Le petit carnet de Louise

 

Ennui, ennui, ennui. Voila les trois mots qui résument mes journées chez mes grands-parents. Depuis que je suis arrivée dans le Vaucluse pour les vacances de février, mes après-midi se résument à fouiller le grenier pour trouver des affaires qui ont du style, qui me ferait vivre une aventure, comme dans les livre fantastiques, quoi ! Mais pour l’instant, je n’ai récupéré qu’un vieux métier à tisser tout cassé et une machine à écrire qui ne marche plus. Mes parents ont osé me laisser seule ici, destinée à aider papi au potager et faire la cuisine avec mamie. « Ca va te faire revenir sur terre, t’aider à te rendre compte que la vie n’est pas que rêver! » me disaient-ils. Oui, ça va surtout les aider à rester tranquille pendant deux semaines! Moi, ce que j’aime, c’est rêver, plonger dans des histoires fantastiques et incroyables qui m’aident à m’échapper du quotidien si ennuyeux. Voilà pourquoi j’aime chercher dans ce grenier tout poussiéreux. Parce que je suis persuadée qu’une histoire passionnante est enfouie sous ces antiquités.

« Anaëlle ! Descends, on mange ! »

Je soupire bruyamment. Ma grand-mère vient ENCORE une fois d’interrompre mes pensées. Je descends à toute vitesse, non pas par respect pour ma grand-mère, mais pour la délicieuse odeur de ratatouille qui sort de la cuisine.
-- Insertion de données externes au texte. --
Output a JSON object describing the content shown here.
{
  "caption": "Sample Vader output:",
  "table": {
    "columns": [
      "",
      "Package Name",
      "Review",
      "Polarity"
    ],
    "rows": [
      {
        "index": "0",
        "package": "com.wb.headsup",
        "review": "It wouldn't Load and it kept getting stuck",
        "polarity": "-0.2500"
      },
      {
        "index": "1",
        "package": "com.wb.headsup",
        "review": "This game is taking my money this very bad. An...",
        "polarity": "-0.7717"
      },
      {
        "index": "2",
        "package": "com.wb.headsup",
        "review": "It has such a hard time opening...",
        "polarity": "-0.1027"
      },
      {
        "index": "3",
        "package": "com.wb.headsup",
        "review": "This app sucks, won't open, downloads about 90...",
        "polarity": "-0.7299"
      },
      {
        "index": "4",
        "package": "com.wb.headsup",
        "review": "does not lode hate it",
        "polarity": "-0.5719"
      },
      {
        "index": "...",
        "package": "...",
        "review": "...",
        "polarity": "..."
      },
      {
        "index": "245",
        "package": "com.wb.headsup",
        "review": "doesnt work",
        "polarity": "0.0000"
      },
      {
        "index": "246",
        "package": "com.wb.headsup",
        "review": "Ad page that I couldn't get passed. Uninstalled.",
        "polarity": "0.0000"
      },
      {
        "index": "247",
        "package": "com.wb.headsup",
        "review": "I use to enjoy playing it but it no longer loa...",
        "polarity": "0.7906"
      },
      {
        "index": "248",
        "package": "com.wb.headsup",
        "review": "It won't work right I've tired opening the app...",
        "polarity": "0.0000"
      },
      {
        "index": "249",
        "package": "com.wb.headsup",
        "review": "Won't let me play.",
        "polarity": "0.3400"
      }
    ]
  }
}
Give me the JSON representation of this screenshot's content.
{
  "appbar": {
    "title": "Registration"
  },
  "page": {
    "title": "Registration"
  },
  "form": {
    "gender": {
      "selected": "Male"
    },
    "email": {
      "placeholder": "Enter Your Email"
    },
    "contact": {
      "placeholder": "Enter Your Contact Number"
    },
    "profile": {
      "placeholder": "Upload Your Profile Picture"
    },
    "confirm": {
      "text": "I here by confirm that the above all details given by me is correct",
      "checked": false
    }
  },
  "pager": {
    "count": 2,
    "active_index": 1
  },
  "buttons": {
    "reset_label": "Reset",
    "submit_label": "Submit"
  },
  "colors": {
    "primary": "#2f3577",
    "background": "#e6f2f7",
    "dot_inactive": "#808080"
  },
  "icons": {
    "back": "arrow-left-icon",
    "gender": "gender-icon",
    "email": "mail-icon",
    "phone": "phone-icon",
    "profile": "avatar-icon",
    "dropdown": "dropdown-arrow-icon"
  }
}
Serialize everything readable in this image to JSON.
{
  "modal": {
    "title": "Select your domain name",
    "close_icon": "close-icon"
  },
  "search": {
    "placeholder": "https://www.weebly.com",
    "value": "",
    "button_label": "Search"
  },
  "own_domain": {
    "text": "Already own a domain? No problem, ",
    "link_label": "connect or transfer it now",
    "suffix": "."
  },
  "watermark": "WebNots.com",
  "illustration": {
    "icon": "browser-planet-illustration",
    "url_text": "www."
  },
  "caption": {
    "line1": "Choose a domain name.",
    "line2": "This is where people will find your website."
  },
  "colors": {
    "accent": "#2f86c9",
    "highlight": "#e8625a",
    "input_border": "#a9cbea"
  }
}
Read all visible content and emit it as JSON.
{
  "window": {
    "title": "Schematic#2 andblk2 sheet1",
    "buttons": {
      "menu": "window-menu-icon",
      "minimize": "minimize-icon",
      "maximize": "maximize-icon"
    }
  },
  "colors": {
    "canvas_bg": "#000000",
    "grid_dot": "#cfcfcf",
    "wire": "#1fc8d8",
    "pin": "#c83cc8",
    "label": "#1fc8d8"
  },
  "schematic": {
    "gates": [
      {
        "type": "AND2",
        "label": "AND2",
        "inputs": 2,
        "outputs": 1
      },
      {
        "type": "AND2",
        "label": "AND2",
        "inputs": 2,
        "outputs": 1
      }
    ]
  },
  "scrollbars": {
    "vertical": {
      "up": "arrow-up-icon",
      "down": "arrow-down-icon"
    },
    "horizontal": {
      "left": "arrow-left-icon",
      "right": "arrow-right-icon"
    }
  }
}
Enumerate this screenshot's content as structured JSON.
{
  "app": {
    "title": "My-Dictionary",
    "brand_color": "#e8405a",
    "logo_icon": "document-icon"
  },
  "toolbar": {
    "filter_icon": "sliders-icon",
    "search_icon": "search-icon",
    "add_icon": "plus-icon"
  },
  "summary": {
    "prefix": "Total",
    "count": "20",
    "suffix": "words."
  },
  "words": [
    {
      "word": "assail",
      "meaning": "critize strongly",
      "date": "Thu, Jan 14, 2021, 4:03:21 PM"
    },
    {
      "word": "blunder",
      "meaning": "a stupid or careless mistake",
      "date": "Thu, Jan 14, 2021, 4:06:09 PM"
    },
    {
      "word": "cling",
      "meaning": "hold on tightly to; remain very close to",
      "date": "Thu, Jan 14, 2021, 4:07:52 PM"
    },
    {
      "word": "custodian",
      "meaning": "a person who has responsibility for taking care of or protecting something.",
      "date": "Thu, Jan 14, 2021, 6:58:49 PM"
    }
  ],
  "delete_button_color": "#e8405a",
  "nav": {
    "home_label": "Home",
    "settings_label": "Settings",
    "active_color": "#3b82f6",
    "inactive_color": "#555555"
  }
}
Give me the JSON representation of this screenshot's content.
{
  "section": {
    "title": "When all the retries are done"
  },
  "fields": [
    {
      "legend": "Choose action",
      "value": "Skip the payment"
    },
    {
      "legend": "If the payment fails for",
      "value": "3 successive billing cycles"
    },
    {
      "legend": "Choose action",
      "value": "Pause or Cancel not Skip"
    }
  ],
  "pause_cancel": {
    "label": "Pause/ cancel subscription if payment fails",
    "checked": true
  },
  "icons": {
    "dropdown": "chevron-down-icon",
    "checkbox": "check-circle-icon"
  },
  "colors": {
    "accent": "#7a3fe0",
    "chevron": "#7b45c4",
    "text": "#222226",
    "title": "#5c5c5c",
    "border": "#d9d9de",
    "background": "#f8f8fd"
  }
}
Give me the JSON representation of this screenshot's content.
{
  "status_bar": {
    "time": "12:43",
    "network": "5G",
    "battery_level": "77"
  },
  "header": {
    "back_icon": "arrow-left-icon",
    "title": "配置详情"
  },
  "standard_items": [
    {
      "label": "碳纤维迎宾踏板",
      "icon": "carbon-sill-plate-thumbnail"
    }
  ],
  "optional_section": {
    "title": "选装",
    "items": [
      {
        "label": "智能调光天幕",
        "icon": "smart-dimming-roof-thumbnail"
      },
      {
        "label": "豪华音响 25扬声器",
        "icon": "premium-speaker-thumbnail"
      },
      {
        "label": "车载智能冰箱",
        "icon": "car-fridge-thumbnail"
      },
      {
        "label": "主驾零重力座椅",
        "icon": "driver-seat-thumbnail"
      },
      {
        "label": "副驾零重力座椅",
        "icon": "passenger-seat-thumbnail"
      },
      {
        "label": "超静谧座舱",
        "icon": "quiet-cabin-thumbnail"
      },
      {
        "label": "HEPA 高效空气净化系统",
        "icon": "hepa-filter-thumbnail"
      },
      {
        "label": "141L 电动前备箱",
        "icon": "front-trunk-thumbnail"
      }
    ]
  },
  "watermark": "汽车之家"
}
Je m’affale sur ma chaise, et ma mamie me fusille du regard.

« Quoi ? je lui demande, plus insolente que je ne le voudrais.

- On ne s’affale pas comme ça sur une chaise ! Tu as 13 ans, Anaëlle ! Tu n’es plus un bébé! »

Et gnagnagna, et gnagnagna… Il faut toujours qu’elle radote ! Je finis rapidement mon assiette et remonte dans le grenier.

 

Ca fait déjà trois heures que je cherche…En vain. Toujours rien ! Je commence à me sentir fatiguée. Je m’allonge lourdement sur un vieil oreiller, mais je sens quelque chose de dur dans la taie. Je le découds minutieusement, et en retire un vieux carnet. J’observe la couverture, et là, je n’ose même plus respirer. Elle est rouge sang en véritable cuir, et des arabesques dorées s’enroulent joliment par-dessus. J’ouvre le livre à la première page, mais, rien n’y est écrit. Déçue, je feuillette le carnet, mais les pages restent vierges ! Soudain, une idée me traverse l’esprit. Et si je l’utilisais comme un journal intime ? Je suis toute excitée ! Je ramasse une plume et un encrier trouvé récemment (comme quoi ça sert, les greniers !), m’adosse sur un muret, trempe la plume dans l’encre.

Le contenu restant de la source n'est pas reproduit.